RR: Suas idéias são, de certa forma, parecidas com as de Tom Regan. Qual a diferença que você vê entre suas idéias e as dele?

GF: Nossas idéias são semelhantes porque Regan alega ser um abolicionista. Entretanto, há diversas diferenças.

Primeiro, eu afirmo que qualquer não-humano senciente tem o direito de não ser tratado como um recurso. Não é necessária nenhuma outra característica cognitiva. Embora Regan seja equívoco nesse ponto, ele liga valor moral a características cognitivas que estão além da mera senciência.

Segundo, Regan afirma que a morte é um mal maior para os humanos do que para os não-humanos. Eu não só rejeito esse ponto de vista no que diz respeito à questão empírica, como também considero-o problemático para qualquer teoria abolicionista.

Terceiro, Regan não pensa que o princípio da igual consideração possa nos fazer avançar muito na direção dos direitos animais. Conforme eu indiquei acima, penso que a igual consideração pode nos levar à posição abolicionista.
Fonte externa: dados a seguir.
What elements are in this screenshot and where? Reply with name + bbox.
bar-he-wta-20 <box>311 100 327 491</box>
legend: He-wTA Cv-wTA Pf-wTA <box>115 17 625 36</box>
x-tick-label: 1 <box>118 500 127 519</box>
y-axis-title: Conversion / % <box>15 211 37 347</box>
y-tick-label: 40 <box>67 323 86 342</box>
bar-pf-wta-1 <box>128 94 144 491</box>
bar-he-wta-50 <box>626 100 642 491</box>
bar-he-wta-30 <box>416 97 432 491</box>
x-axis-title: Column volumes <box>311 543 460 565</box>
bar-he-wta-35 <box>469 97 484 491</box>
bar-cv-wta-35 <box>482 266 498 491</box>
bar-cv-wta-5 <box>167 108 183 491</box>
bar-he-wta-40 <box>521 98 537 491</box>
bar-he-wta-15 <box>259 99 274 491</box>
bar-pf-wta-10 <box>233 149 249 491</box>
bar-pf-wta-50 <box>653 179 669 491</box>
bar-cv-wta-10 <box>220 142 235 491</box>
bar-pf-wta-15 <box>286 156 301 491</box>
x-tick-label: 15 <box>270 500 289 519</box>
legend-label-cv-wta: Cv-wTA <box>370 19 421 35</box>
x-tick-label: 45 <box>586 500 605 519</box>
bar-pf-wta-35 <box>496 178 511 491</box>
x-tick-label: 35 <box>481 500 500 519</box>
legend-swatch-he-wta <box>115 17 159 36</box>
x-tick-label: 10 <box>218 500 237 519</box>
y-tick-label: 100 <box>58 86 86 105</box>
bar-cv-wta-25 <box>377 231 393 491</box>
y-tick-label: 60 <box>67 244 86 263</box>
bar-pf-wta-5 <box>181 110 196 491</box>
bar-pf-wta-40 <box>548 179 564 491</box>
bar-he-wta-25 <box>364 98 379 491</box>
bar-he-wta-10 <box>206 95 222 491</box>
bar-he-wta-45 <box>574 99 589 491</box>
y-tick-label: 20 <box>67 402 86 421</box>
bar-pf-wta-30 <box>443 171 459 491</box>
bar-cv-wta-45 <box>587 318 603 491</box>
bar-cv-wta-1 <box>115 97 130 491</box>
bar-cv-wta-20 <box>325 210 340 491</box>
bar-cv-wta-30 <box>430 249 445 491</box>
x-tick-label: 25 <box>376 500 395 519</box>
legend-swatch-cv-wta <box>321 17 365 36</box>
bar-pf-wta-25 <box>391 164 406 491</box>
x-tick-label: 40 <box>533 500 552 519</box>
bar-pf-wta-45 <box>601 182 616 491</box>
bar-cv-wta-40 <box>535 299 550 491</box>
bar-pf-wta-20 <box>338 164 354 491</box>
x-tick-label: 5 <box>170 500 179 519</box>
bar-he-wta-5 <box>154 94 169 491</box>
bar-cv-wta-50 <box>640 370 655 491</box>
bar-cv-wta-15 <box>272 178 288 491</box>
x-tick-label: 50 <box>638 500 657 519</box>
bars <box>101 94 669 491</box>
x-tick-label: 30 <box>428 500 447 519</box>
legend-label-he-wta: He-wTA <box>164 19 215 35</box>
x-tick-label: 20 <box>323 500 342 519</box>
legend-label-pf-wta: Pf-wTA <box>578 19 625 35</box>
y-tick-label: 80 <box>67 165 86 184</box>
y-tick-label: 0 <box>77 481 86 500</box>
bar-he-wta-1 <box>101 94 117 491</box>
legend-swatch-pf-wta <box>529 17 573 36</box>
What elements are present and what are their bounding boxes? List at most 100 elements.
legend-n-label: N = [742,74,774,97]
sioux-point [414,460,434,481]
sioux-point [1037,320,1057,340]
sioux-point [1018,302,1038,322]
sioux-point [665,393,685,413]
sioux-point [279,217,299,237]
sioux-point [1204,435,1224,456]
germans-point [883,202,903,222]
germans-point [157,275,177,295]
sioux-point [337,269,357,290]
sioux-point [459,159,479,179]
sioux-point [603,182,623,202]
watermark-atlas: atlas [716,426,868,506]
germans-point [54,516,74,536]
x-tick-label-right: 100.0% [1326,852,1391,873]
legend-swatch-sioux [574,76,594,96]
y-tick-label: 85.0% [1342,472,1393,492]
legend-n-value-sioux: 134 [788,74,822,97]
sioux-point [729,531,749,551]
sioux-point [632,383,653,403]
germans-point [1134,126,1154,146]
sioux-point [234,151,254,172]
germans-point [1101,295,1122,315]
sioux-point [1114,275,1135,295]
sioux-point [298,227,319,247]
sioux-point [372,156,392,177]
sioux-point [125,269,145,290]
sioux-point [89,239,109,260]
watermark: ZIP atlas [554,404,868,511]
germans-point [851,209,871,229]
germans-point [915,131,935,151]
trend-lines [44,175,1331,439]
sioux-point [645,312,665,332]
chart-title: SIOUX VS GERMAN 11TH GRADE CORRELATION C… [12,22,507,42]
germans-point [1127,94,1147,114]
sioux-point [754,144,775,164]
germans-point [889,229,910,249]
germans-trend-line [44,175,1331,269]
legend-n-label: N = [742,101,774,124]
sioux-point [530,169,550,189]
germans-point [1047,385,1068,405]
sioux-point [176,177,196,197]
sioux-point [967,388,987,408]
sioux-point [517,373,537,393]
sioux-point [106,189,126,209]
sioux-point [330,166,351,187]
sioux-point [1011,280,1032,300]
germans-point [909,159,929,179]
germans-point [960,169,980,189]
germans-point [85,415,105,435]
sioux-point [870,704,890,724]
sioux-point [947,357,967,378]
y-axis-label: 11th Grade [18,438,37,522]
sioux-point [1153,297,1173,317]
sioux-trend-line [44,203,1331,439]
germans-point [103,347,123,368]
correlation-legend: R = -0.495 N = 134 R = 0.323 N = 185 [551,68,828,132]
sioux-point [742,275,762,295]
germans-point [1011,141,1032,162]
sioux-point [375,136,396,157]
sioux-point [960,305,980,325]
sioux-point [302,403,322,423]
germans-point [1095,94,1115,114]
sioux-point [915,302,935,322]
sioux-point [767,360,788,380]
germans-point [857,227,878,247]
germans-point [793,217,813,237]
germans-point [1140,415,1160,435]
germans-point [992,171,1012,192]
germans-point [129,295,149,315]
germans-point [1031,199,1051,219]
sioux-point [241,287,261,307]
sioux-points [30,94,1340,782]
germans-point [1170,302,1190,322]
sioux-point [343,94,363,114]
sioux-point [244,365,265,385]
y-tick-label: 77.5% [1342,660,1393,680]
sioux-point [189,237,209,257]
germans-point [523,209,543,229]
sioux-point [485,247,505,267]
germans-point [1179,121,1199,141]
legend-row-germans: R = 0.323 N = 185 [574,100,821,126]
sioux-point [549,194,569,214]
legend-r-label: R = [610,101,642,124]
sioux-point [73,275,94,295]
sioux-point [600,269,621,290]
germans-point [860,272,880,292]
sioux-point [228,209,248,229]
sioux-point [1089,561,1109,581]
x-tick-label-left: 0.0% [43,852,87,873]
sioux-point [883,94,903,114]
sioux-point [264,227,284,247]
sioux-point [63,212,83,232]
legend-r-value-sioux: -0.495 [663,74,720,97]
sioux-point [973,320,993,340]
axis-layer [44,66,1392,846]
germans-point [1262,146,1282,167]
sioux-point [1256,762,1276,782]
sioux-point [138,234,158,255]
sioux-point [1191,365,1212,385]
Quarto, Regan não dirige a atenção para a condição de propriedade dos animais. Na minha opinião, a exploração institucionalizada dos não-humanos não pode ser compreendida sem se reconhecer esse aspecto do problema.

Finalmente, Regan promove o bem-estar animal de maneira bastante ativa. Um recente exemplo disto é seu apoio ao Whole Foods, ao qual me referi acima.

RR: Você tem algum amigo que não seja vegano?

GF: Tenho amigos que comem carne e laticínios, assim como tenho amigos que são republicanos e eu certamente não sou um republicano. Mas todos eles sabem exatamente qual a minha posição quanto a essas questões.

Passo muito tempo conversando com meus amigos sobre veganismo e folgo em dizer que muitos deles se tornaram veganos. E eu nunca desisto de tentar convencer os outros. Nunca.

RR: Muito obrigada por nos deixar saborear sua filosofia relacionada aos animais. Foi um privilégio comparar os pontos de vista de três protagonistas neste campo, nas últimas três edições da The Vegan.